Sport medicine experts advise against simply supplementing and say a complete nutritional assessment should be done before any decision is taken on supplement use. They add that performance is highly individualised and depend on an athletes’ genetics, microbiome and diet.

They added that the bulk of supplements being marketed today claim to enhance performance but studies only back up a few of these including caffeine, creatine and nitrate.

Activity specific

Not all supplements are beneficial for all types of activities. According to an article in the American Journal of Clinical Nutrition, a very popular supplement, whey protein, for example was found to be much more effective to increase muscle mass and strength when used in conjunction with resistance training.

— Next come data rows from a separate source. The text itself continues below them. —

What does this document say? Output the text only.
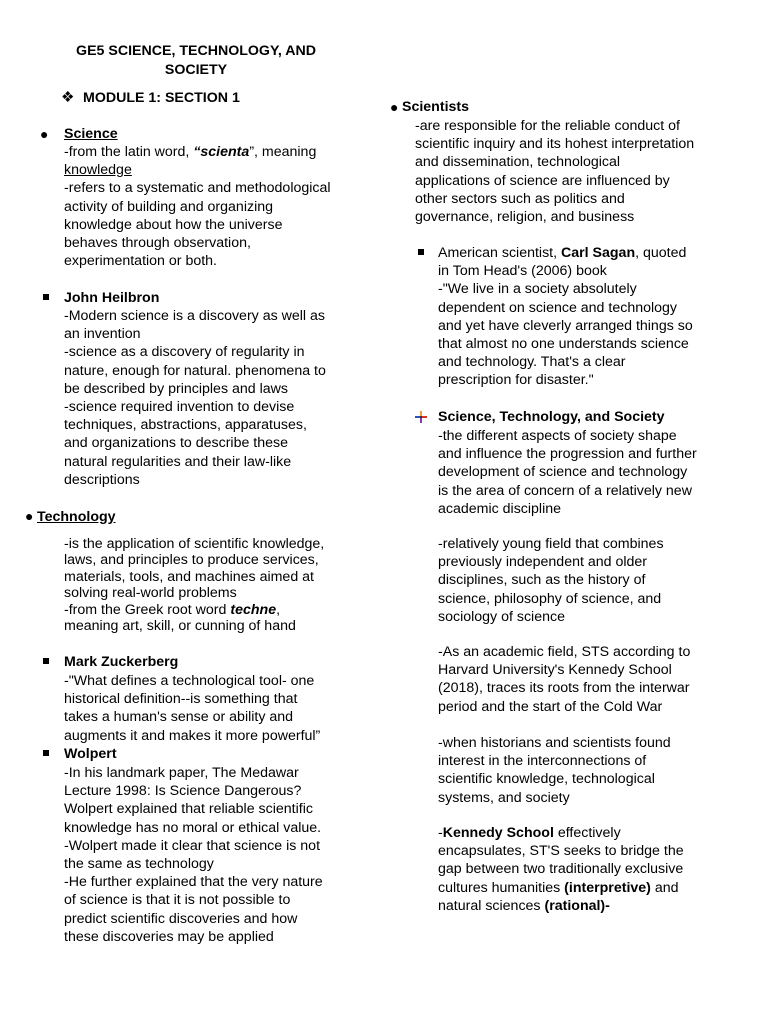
GE5 SCIENCE, TECHNOLOGY, AND
SOCIETY
❖ MODULE 1: SECTION 1
● Science
-from the latin word, “scienta”, meaning
knowledge
-refers to a systematic and methodological
activity of building and organizing
knowledge about how the universe
behaves through observation,
experimentation or both.
John Heilbron
-Modern science is a discovery as well as
an invention
-science as a discovery of regularity in
nature, enough for natural. phenomena to
be described by principles and laws
-science required invention to devise
techniques, abstractions, apparatuses,
and organizations to describe these
natural regularities and their law-like
descriptions
● Technology
-is the application of scientific knowledge,
laws, and principles to produce services,
materials, tools, and machines aimed at
solving real-world problems
-from the Greek root word techne,
meaning art, skill, or cunning of hand
Mark Zuckerberg
-"What defines a technological tool- one
historical definition--is something that
takes a human's sense or ability and
augments it and makes it more powerful”
Wolpert
-In his landmark paper, The Medawar
Lecture 1998: Is Science Dangerous?
Wolpert explained that reliable scientific
knowledge has no moral or ethical value.
-Wolpert made it clear that science is not
the same as technology
-He further explained that the very nature
of science is that it is not possible to
predict scientific discoveries and how
these discoveries may be applied
● Scientists
-are responsible for the reliable conduct of
scientific inquiry and its hohest interpretation
and dissemination, technological
applications of science are influenced by
other sectors such as politics and
governance, religion, and business
American scientist, Carl Sagan, quoted
in Tom Head's (2006) book
-"We live in a society absolutely
dependent on science and technology
and yet have cleverly arranged things so
that almost no one understands science
and technology. That's a clear
prescription for disaster."
Science, Technology, and Society
-the different aspects of society shape
and influence the progression and further
development of science and technology
is the area of concern of a relatively new
academic discipline
-relatively young field that combines
previously independent and older
disciplines, such as the history of
science, philosophy of science, and
sociology of science
-As an academic field, STS according to
Harvard University's Kennedy School
(2018), traces its roots from the interwar
period and the start of the Cold War
-when historians and scientists found
interest in the interconnections of
scientific knowledge, technological
systems, and society
-Kennedy School effectively
encapsulates, ST'S seeks to bridge the
gap between two traditionally exclusive
cultures humanities (interpretive) and
natural sciences (rational)-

For example, creatine has been proven very effective as a supplement for athletes performing short bursts of high intensity activity, like weightlifters and cross-fit participants. If your aim is to gain muscle the sheer number of supplements on the market is overwhelming and it might be useful to consult a detailed muscle supplement guide to make sure you are getting all the supplements you need.

Grant Tinley also explain in an article published in Healthline that a supplement like Glutamine can be used for more than one purpose and while studies showed that it does not contribute much to muscle building, glutamine supplements have been found to decrease muscle soreness and improve recovery after intense exercise and reduce markers for fatigue that is found in the blood of long distance runners.

Read the fine print

The Office of Dietary Supplements at the United States’ National Institute of Health has published a helpful list of supplements that have been tested and were found to work and those like deer antler velvet that does not. In their foreword to the list they warn that taking performance supplements cannot replace a healthy diet but add that some can add value to your exercise routine depending on the type of activity and its intensity.

They add that it would be wise to discuss the decision to start using a supplement with your healthcare provider, trainer or coach especially if you are a teenager. In an article published on Dr. Josh Axe’s webpage experts further warn that a “study” could mean that the supplement was only given to a few people and often does not test the supplement across a range of activities. They add that it will pay off to take a critical look at these claims. They add that consumers should only buy from trusted retailers, read ingredient lists carefully and follow manufacturer’s directions closely.